AlPride: «Chiediamo ai cattolici di capirci»

AlPride: «Chiediamo ai cattolici di capirci»

Sabato 1° giugno ad Alessandria si è svolto il primo “Pride” alessandrino. L’evento, partito da viale della Repubblica, ha coinvolto l’intera città arrivando sino al ponte Meier. Anche noi di Voce c’eravamo e abbiamo voluto raccogliere qualche impressione a caldo.

Il primo con cui scambiamo due parole è Riccardo, 31 anni, che si dichiara bisessuale: «Per me il “Pride” è una manifestazione di orgoglio, lo dice la parola stessa, ma è anche un momento in cui esplode una lotta per la rivendicazione dei diritti. Oggi scendono in piazza non solo le persone Lgbt (Lesbiche, gay, bisessuali e transgender, ndr), ma anche tutti quelli che vogliono appoggiare questo tipo di idea». La nostra società, secondo Riccardo «si è ammorbidita negli anni, anche se il problema peggiore rimane il pregiudizio delle persone che ci classificano come pericolosi, da reprimere, da spostare e da non vedere». E la Chiesa cattolica? «La Chiesa non si è mai espressa in modo specifico, a meno che una persona Lgbt rispettasse le indicazioni precise nel proprio percorso di fede. Credo che una manifestazione in cui ci si toglie di dosso il velo di omertà e paura, e ci si mostra davvero per come si è, possa davvero far paura alla Chiesa». Salutiamo Riccardo con un’ultima domanda: se avessi papa Francesco qui davanti cosa gli suggeriresti? «Io non sento il bisogno che la Chiesa approvi la mia bisessualità e il mio stile di vita. Ma al Papa direi di parlare con le persone Lgbt cattoliche per potersi confrontare».

Poco più avanti incontriamo Manuela, 21 anni, anche lei bisessuale: «Io non sono credente, ma come io non giudico chi è di fede cattolica, così allo stesso modo la Chiesa non deve giudicarci». E aggiunge: «Chiediamo ai cattolici di fare uno sforzo per capirci un po’ di più. Anche solo passare del tempo per conoscerci personalmente e avere una percezione della singola persona, non della massa. Perché ognuno ha la propria storia».

Tra le bandiere e i colori raggiungiamo Giuseppe, 21 anni, e la sua fidanzata: «Sono qui perché non esiste una differenza e partecipo al “Pride” per evitare che ci sia discriminazione dei diritti». Secondo il giovane, la società di oggi mette in contrasto “Pride” e “Family day”, «ma in realtà il primo aggiunge diritti, mentre l’altro li vuole togliere». E se il Papa fosse qui? «Io non parlerei di questo, perché capisco che per il suo ruolo non può essere totalmente a favore di una famiglia che non rispecchia i valori cristiani. Ma chiederei alla Chiesa di non fare commenti» conclude Giuseppe.
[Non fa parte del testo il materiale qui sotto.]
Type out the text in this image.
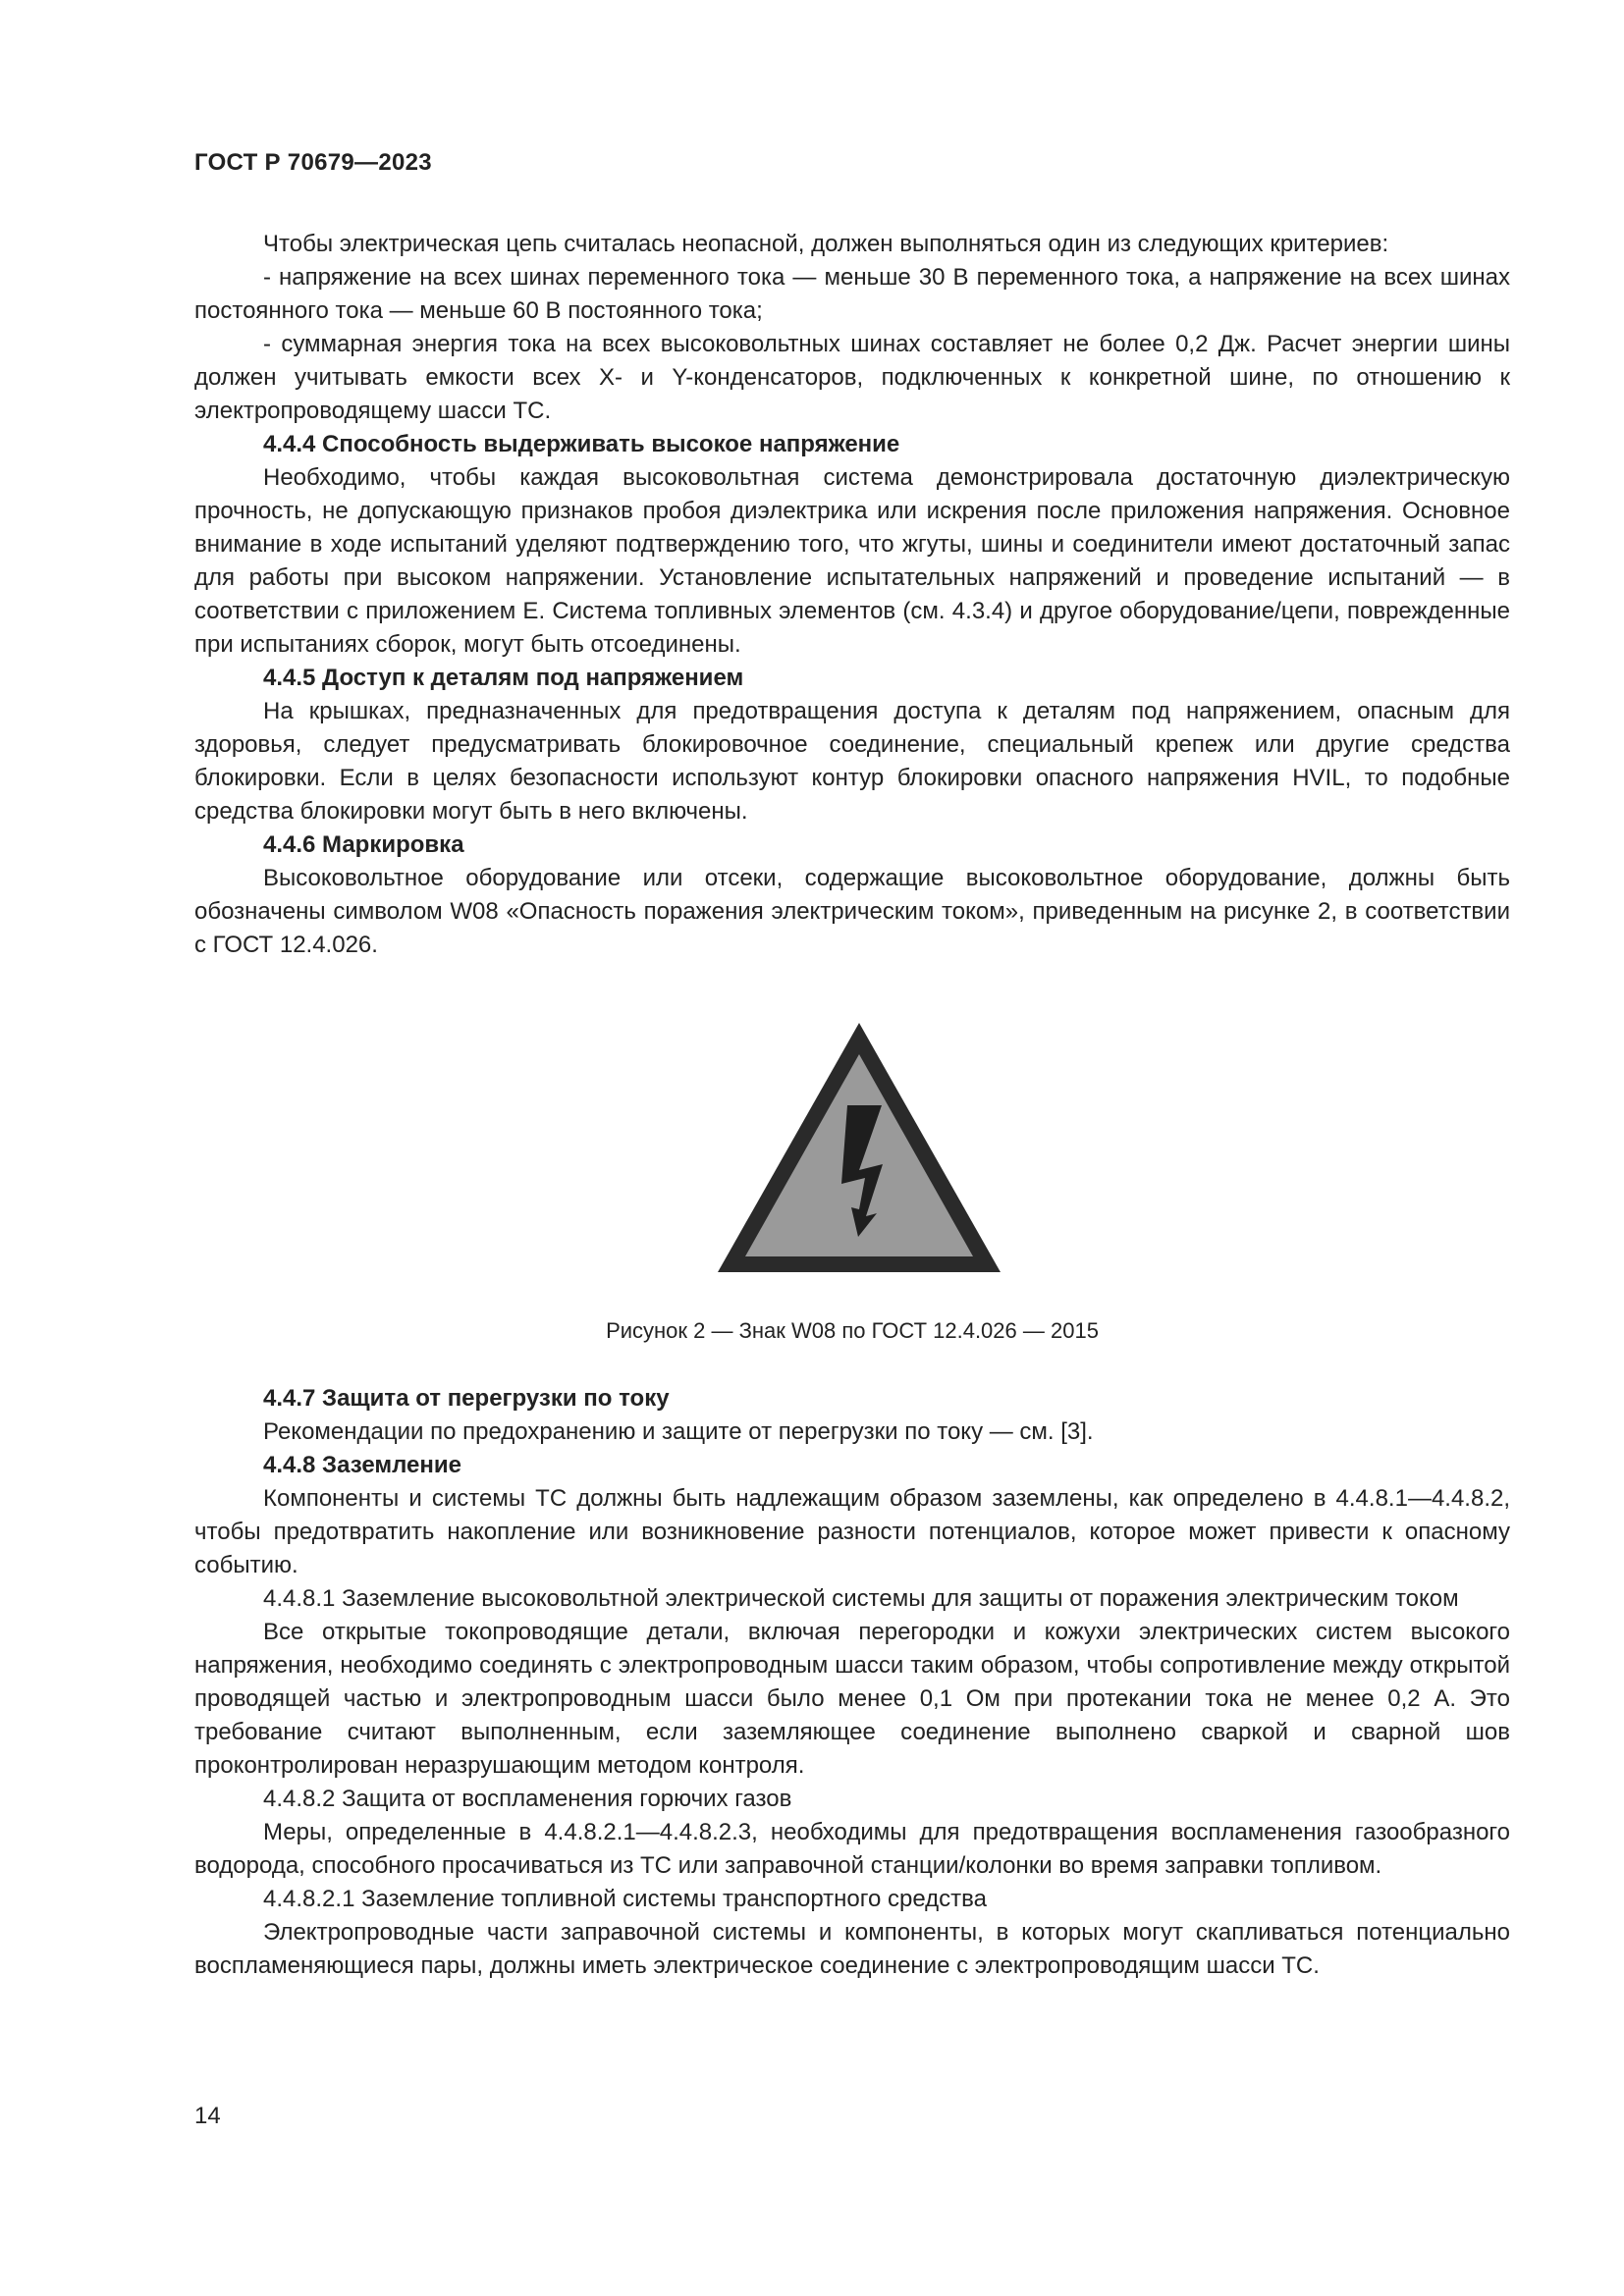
ГОСТ Р 70679—2023

Чтобы электрическая цепь считалась неопасной, должен выполняться один из следующих критериев:

- напряжение на всех шинах переменного тока — меньше 30 В переменного тока, а напряжение на всех шинах постоянного тока — меньше 60 В постоянного тока;

- суммарная энергия тока на всех высоковольтных шинах составляет не более 0,2 Дж. Расчет энергии шины должен учитывать емкости всех X- и Y-конденсаторов, подключенных к конкретной шине, по отношению к электропроводящему шасси ТС.

4.4.4 Способность выдерживать высокое напряжение

Необходимо, чтобы каждая высоковольтная система демонстрировала достаточную диэлектрическую прочность, не допускающую признаков пробоя диэлектрика или искрения после приложения напряжения. Основное внимание в ходе испытаний уделяют подтверждению того, что жгуты, шины и соединители имеют достаточный запас для работы при высоком напряжении. Установление испытательных напряжений и проведение испытаний — в соответствии с приложением Е. Система топливных элементов (см. 4.3.4) и другое оборудование/цепи, поврежденные при испытаниях сборок, могут быть отсоединены.

4.4.5 Доступ к деталям под напряжением

На крышках, предназначенных для предотвращения доступа к деталям под напряжением, опасным для здоровья, следует предусматривать блокировочное соединение, специальный крепеж или другие средства блокировки. Если в целях безопасности используют контур блокировки опасного напряжения HVIL, то подобные средства блокировки могут быть в него включены.

4.4.6 Маркировка

Высоковольтное оборудование или отсеки, содержащие высоковольтное оборудование, должны быть обозначены символом W08 «Опасность поражения электрическим током», приведенным на рисунке 2, в соответствии с ГОСТ 12.4.026.

Рисунок 2 — Знак W08 по ГОСТ 12.4.026 — 2015

4.4.7 Защита от перегрузки по току

Рекомендации по предохранению и защите от перегрузки по току — см. [3].

4.4.8 Заземление

Компоненты и системы ТС должны быть надлежащим образом заземлены, как определено в 4.4.8.1—4.4.8.2, чтобы предотвратить накопление или возникновение разности потенциалов, которое может привести к опасному событию.

4.4.8.1 Заземление высоковольтной электрической системы для защиты от поражения электрическим током

Все открытые токопроводящие детали, включая перегородки и кожухи электрических систем высокого напряжения, необходимо соединять с электропроводным шасси таким образом, чтобы сопротивление между открытой проводящей частью и электропроводным шасси было менее 0,1 Ом при протекании тока не менее 0,2 А. Это требование считают выполненным, если заземляющее соединение выполнено сваркой и сварной шов проконтролирован неразрушающим методом контроля.

4.4.8.2 Защита от воспламенения горючих газов

Меры, определенные в 4.4.8.2.1—4.4.8.2.3, необходимы для предотвращения воспламенения газообразного водорода, способного просачиваться из ТС или заправочной станции/колонки во время заправки топливом.

4.4.8.2.1 Заземление топливной системы транспортного средства

Электропроводные части заправочной системы и компоненты, в которых могут скапливаться потенциально воспламеняющиеся пары, должны иметь электрическое соединение с электропроводящим шасси ТС.

14
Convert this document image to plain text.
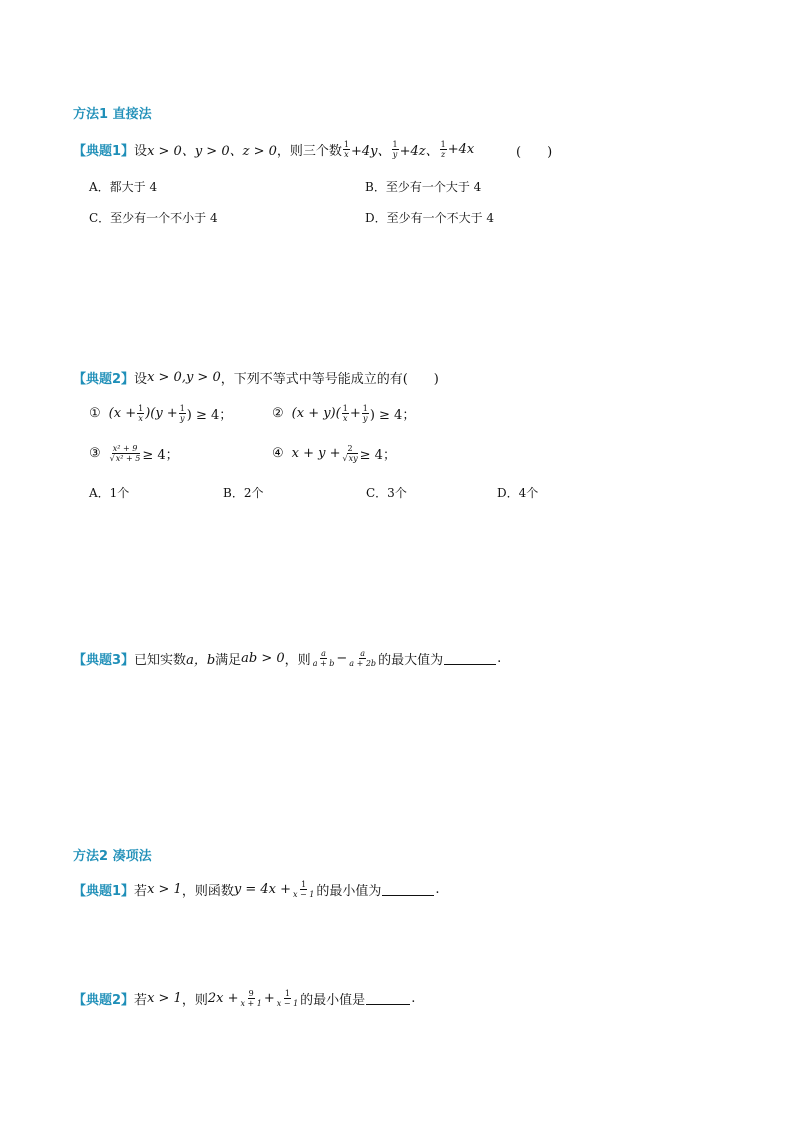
方法1 直接法
【典题1】 设 x > 0、y > 0、z > 0 ，则三个数 $\frac{1}{x} +4y$、 $\frac{1}{y} +4z$、 $\frac{1}{z} +4x$	(　　)
A．都大于 4	B．至少有一个大于 4
C．至少有一个不小于 4	D．至少有一个不大于 4
【典题2】 设 x > 0,y > 0 ，下列不等式中等号能成立的有(　　)
① $(x + \frac{1}{x} )(y + \frac{1}{y}$ ) ≥ 4；	② $(x + y)( \frac{1}{x} + \frac{1}{y}$ ) ≥ 4；
③ $\frac{\text{x² + 9}}{\text{√x² + 5}} \ge 4$；	④ $x + y + \frac{2}{√xy} \ge 4$；
A．1个	B．2个	C．3个	D．4个
【典题3】 已知实数 a，b 满足 ab > 0 ，则 $\frac{a}{a + b} - \frac{a}{a + 2b}$ 的最大值为	.
方法2 凑项法
【典题1】 若 x > 1 ，则函数 $y = 4x + \frac{1}{x - 1}$ 的最小值为	.
【典题2】 若 x > 1 ，则 $2x + \frac{9}{x + 1} + \frac{1}{x - 1}$ 的最小值是	.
«C’è proprio bisogno di sensibilizzare sui temi dell’accoglienza e del riconoscimento delle diversità» ci racconta Elsa, 56 anni, etero. Mentre sulla posizione della Chiesa aggiunge: «C’è una sfera personale in cui nessuno può mettere becco, per cui è doveroso sospendere il giudizio. Direi che la Chiesa ha avuto situazioni scabrose in merito a questo tema, quindi chiedo di partire da un atteggiamento di tolleranza».

Il corteo sta per iniziare e facciamo ancora in tempo a raggiungere Emiliano, 49 anni, etero, che è al “Pride” con la figlia di sei anni: «Viste le ultime esternazioni politiche credo che sia doveroso manifestare per questi temi». E sulla famiglia aggiunge: «La famiglia tradizionale è dove c’è amore. Sia che si parli di amore tra uomini o tra donne. Se vivono bene la loro sessualità e c’è amore non vedo il problema».

Infine scambiamo due parole anche con Denise, 15 anni, lesbica: «Credo che esprimere i propri diritti ti renda più felice, anche con gli altri. Alla Chiesa non chiedo di accettarci, ma di avere rispetto».